Women Writers of Folklore and the Fantastic: Bessie Kyffin-Taylor

Today’s post highlights Bessie Kyffin-Taylor, and her collection From Out of the Silence (1920). This seems to be one of only two works by Kyffin-Taylor, the other being Rosemary (A duologue) (1918) — held only by the British Library, at least according to WorldCat. Rosemary isn’t online anywhere that I’ve found.

From Out of the Silence
Image from the Mystery and Imagination blog

Nor is there much information about the author herself, though I did find a bit about her husband [1], and about her name:

From Out of the Silence is an enjoyable collection. I liked Kyffin-Taylor’s authorial voice; her protagonists are well-drawn, fleshed out, and occasionally quirky. There are some lovely discriptions of locale and scenery here, especially regarding Wales. The shadow of World War I hangs over a few of the stories, giving an extra touch of tension. Several of the tales have fairly novel touches to their plotting, though they can be somewhat sentimental in places. Supposedly these stories have been compared to the work of E.F. Benson; I thought of A.M. Burrage (maybe that was the WWI aspect, but Burrage could also get a bit sentimental, too), and “Two Little Red Shoes” made me think, just a bit, of Mary Wilkins Freeman.

According to some genealogical research by a gentleman named Anthony Kyffin, the name Kyffin comes from the Welsh word cyffin: “border, limit, frontier, boundary” (there is a link to the research in this blog post). And the Kyffins are/were to be predominantly found in Liverpool and in Wales (Denbighshire). This links up with stories in From Out of the Silence: though Kyffin-Taylor’s protagonists are mostly London-based, Wales comes up in two stories, in the form of a beloved but unnamed, “secret” Welsh locale that the protagonists of the stories retreat to. I imagine that’s an autobiographical detail.

My main beef with at least a couple of the stories is that the plots rely too heavily on no one telling the protagonist anything. Even though they all act like they want to, and it’s clear from the situation that they should, they just…don’t. And not for any good reason, other than to make the story happen. Sigh.

Nonetheless, if you can get past that, the collection is a good read, and I commend it to you.

As to the specific stories themselves: while researching this post, I found John Linwood Grant’s review of Out of the Silence at the Greydogtales blog. It’s pretty complete, and my opinions generally coincide with his, so rather than repeat everything again, I’ll point you there.

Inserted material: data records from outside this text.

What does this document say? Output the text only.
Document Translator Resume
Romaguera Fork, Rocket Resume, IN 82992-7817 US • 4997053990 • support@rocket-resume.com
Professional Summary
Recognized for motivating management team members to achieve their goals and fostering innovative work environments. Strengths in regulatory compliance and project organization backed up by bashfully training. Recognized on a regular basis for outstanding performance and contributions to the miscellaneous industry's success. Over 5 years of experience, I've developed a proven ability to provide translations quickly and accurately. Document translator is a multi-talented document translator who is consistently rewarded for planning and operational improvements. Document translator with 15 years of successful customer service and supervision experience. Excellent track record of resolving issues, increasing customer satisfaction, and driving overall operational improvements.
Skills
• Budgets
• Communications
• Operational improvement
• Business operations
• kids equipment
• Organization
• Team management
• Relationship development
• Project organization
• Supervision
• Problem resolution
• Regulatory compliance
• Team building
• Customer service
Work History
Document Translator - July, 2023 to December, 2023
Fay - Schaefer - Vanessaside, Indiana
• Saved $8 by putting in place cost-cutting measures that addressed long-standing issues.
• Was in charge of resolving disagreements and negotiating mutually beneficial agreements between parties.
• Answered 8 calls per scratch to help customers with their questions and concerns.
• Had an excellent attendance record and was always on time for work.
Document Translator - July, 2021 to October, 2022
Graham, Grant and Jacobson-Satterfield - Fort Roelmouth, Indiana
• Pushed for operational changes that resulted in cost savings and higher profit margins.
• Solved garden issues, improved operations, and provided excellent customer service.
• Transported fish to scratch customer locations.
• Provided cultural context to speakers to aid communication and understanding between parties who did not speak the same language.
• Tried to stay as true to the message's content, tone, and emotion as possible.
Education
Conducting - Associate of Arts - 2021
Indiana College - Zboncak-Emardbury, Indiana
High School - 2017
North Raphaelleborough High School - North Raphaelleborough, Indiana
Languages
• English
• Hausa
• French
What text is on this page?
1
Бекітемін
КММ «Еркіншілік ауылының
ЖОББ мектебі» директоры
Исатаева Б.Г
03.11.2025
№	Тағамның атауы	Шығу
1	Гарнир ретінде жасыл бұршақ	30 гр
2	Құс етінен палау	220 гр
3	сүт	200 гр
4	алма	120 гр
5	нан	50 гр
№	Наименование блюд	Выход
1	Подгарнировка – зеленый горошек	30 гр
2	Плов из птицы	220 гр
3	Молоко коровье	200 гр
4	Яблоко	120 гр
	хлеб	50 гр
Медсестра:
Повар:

I’ll just add that my favorite story was “Outside the House,” which I have to say suffers badly from ‘Dangit, why don’t you just TELL HIM’ syndrome, but makes up for it by its darkness, the novelty of the haunting, and of its underlying cause. “The Twins” has an interesting setup, and “The Star Inn” has for its protagonists an eccentric (and disturbingly affectionate) brother and sister team, along with a prescient and plucky dog.

You can find a link to the collection here, at the Mystery and Imagination blog. It’s also available as ebook and physical book on Amazon.


[1] Gerald Kyffin-Taylor was a military man who attained the rank of Brigadier-General, was a Conservative MP for Liverpool Kirkdale, and wrote a book (or report) called Re-housing the Dispossessed in Liverpool (1913), when he was Chairman of the Liverpool Corporation Housing Committee. He was also a regional Commissioner for Housing representing Lancashire and Cheshire in 1919. Exciting stuff, I know.